New Delhi:
Debt-ridden Future Group is now focused on rescuing and rebuilding companies such as – Future Lifestyle Fashions, Future Supply Chain Solutions, Future Consumer and Future Enterprises, after Rs 24,713 crore deal with Reliance Retail was rejected by secured creditors, according to industry sources.
However, Future Group’s flagship company, Future Retail Ltd (FRL), which has debt of nearly Rs 18,000 crore, is sure to face the insolvency settlement process before the National Company Law Tribunal (NCLT).
Other companies such as Future Enterprises Ltd (FEL), Future Lifestyle Fashions Ltd (FLFL), Future Supply Chain Solutions Ltd (FSCSL), Future Consumer Ltd (FCL) can survive on their own and can be rebuilt by restructuring their liabilities with using current lenders and investors, said an industry source close to the Future Group.

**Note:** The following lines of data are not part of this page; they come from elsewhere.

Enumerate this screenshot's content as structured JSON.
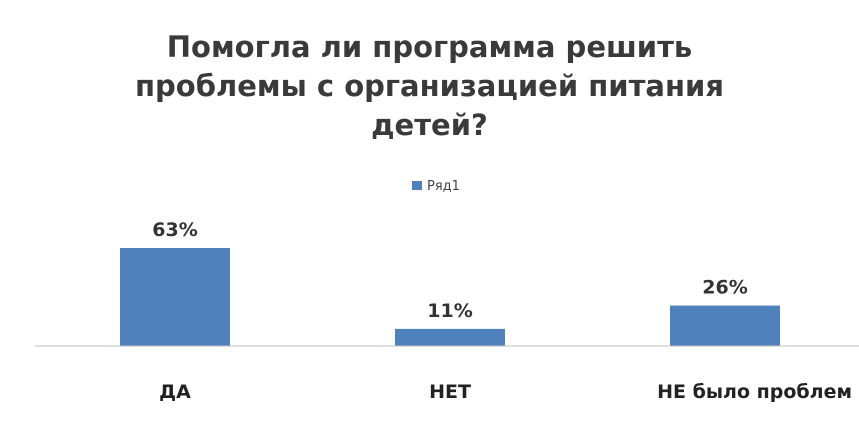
{
  "chart_data": {
    "type": "bar",
    "title": "Помогла ли программа решить проблемы с организацией питания детей?",
    "categories": [
      "ДА",
      "НЕТ",
      "НЕ было проблем"
    ],
    "series": [
      {
        "name": "Ряд1",
        "values": [
          63,
          11,
          26
        ],
        "labels": [
          "63%",
          "11%",
          "26%"
        ],
        "color": "#4f81bd"
      }
    ],
    "ylim": [
      0,
      70
    ],
    "legend_position": "top-center",
    "grid": false,
    "axis_color": "#bfbfbf"
  }
}
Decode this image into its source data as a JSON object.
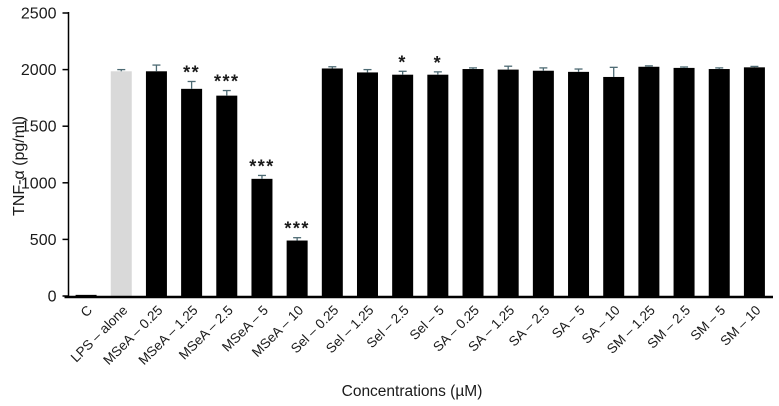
{
  "chart_data": {
    "type": "bar",
    "title": "",
    "xlabel": "Concentrations (µM)",
    "ylabel": "TNF-α (pg/ml)",
    "ylim": [
      0,
      2500
    ],
    "yticks": [
      0,
      500,
      1000,
      1500,
      2000,
      2500
    ],
    "grid": false,
    "legend_position": "none",
    "categories": [
      "C",
      "LPS – alone",
      "MSeA – 0.25",
      "MSeA – 1.25",
      "MSeA – 2.5",
      "MSeA – 5",
      "MSeA – 10",
      "Sel – 0.25",
      "Sel – 1.25",
      "Sel – 2.5",
      "Sel – 5",
      "SA – 0.25",
      "SA – 1.25",
      "SA – 2.5",
      "SA – 5",
      "SA – 10",
      "SM – 1.25",
      "SM – 2.5",
      "SM – 5",
      "SM – 10"
    ],
    "values": [
      10,
      1985,
      1985,
      1830,
      1770,
      1035,
      490,
      2010,
      1975,
      1955,
      1955,
      2005,
      2000,
      1990,
      1980,
      1935,
      2025,
      2015,
      2005,
      2020
    ],
    "errors": [
      0,
      15,
      55,
      65,
      45,
      30,
      25,
      15,
      25,
      30,
      25,
      10,
      30,
      25,
      25,
      85,
      8,
      8,
      10,
      8
    ],
    "significance": [
      "",
      "",
      "",
      "**",
      "***",
      "***",
      "***",
      "",
      "",
      "*",
      "*",
      "",
      "",
      "",
      "",
      "",
      "",
      "",
      "",
      ""
    ],
    "bar_colors": [
      "#000000",
      "#d9d9d9",
      "#000000",
      "#000000",
      "#000000",
      "#000000",
      "#000000",
      "#000000",
      "#000000",
      "#000000",
      "#000000",
      "#000000",
      "#000000",
      "#000000",
      "#000000",
      "#000000",
      "#000000",
      "#000000",
      "#000000",
      "#000000"
    ],
    "colors": {
      "error_bar": "#4d6a73",
      "axis": "#000000",
      "text": "#1a1a1a",
      "background": "#ffffff"
    }
  }
}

“FEL has more than Rs 5,000 crore of loans and as the company sells its stake in Future Generali India Insurance business. Now it is getting about Rs 3,000 crore. The deal is almost done. So that will leave a small amount of debt and that can be managed by FEL,” a source said.
FMCG company FCL has assets such as a 110-acre food park in Tumkur, Karnataka, which could be used to rebuild the business, he added.

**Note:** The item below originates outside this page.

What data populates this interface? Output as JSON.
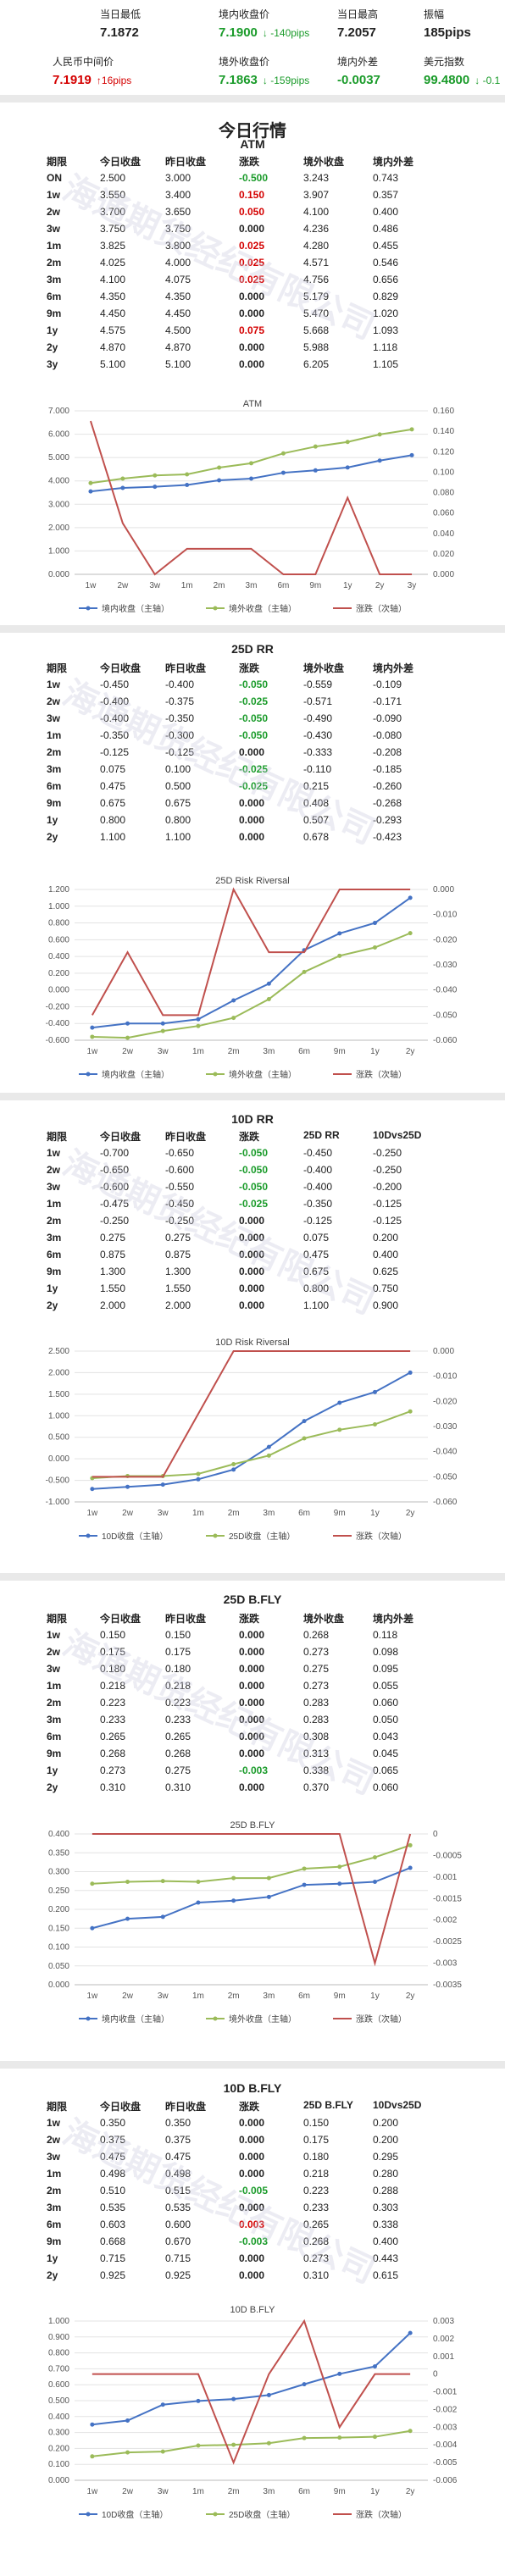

FSCSL has warehouses across the country. In Nagpur, FSCSL has one of the largest and most automated distribution centers in India. “Therefore, the investors would like to support and rebuild these companies more,” he added.
When contacted, a spokesperson for the Future group declined to comment.

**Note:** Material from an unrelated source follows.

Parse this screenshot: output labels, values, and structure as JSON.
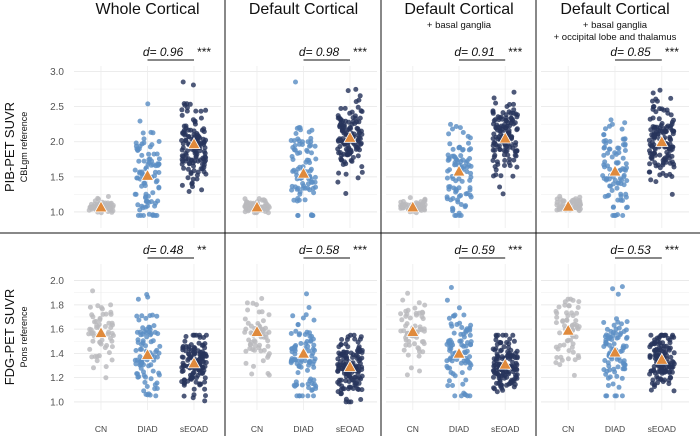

Billionaire Mukesh Ambani-led Reliance Industries Ltd on Saturday called off its Rs 24,713 crore deal to acquire Future Group’s retail, wholesale, logistics and warehousing assets after secured creditors of the Kishore Biyani-led companies voted against.
Future Lifestyle Fashions Ltd (FLFL), which manages Future Group’s main fashion business, has so far not defaulted on loan repayments and this is where the group is said to be raising money after divesting some of the few major brands in its portfolio .
FLFL has its own Central and Brand Factory chain stores, exclusive brand outlets (EBOS) and other multi-brand outlets (MBOs) from nearly a dozen clothing labels, including Lee Cooper, Champion, aLL, Indigo Nation, Giovani, John Miller, Scullers, Converse, and Urbana in her portfolio.
In addition, FLFL has also shown a very good business recovery after COVID, and operating costs of its remaining stores have fallen by more than 20 percent, the source added.
Bank of India, a financial creditor of FRL, has already filed a petition with NCLT’s Mumbai bank requesting that it initiate insolvency proceedings against the company. The public sector lender has also suggested the name of a resolution professional and put the company under a moratorium.
The insolvency judge has yet to start hearing FRL, which operates retail chains under the brands Big Bazaar, fbb, Foodhall, Easyday and Nilgiris.
In addition, FRL is also facing an insolvency petition from some of its operating creditors, such as Hindustan Coca-Cola Beverages Ltd (HCCBL).
HCCBL, the bottling plant of Coca-Cola in India, an operational creditor of FRL, has filed a plea under Article 9 of the Insolvency & Bankruptcy Code (IBC).
HCCBL’s petition will be listed on May 2, ahead of the Mumbai bank for the next hearing.
Lenders of FEL also have plans to take FEL, which last week defaulted on repaying Rs 2,911.51 crore loan repayments to its lenders, to the insolvency court, he added.
The due date for payment of Rs 2,835.65 crore was March 31, 2022. FEL had an assessment period of 30 days under the schedule of one-time restructuring (OTR) for COVID-affected companies with its consortium of banks and missed it.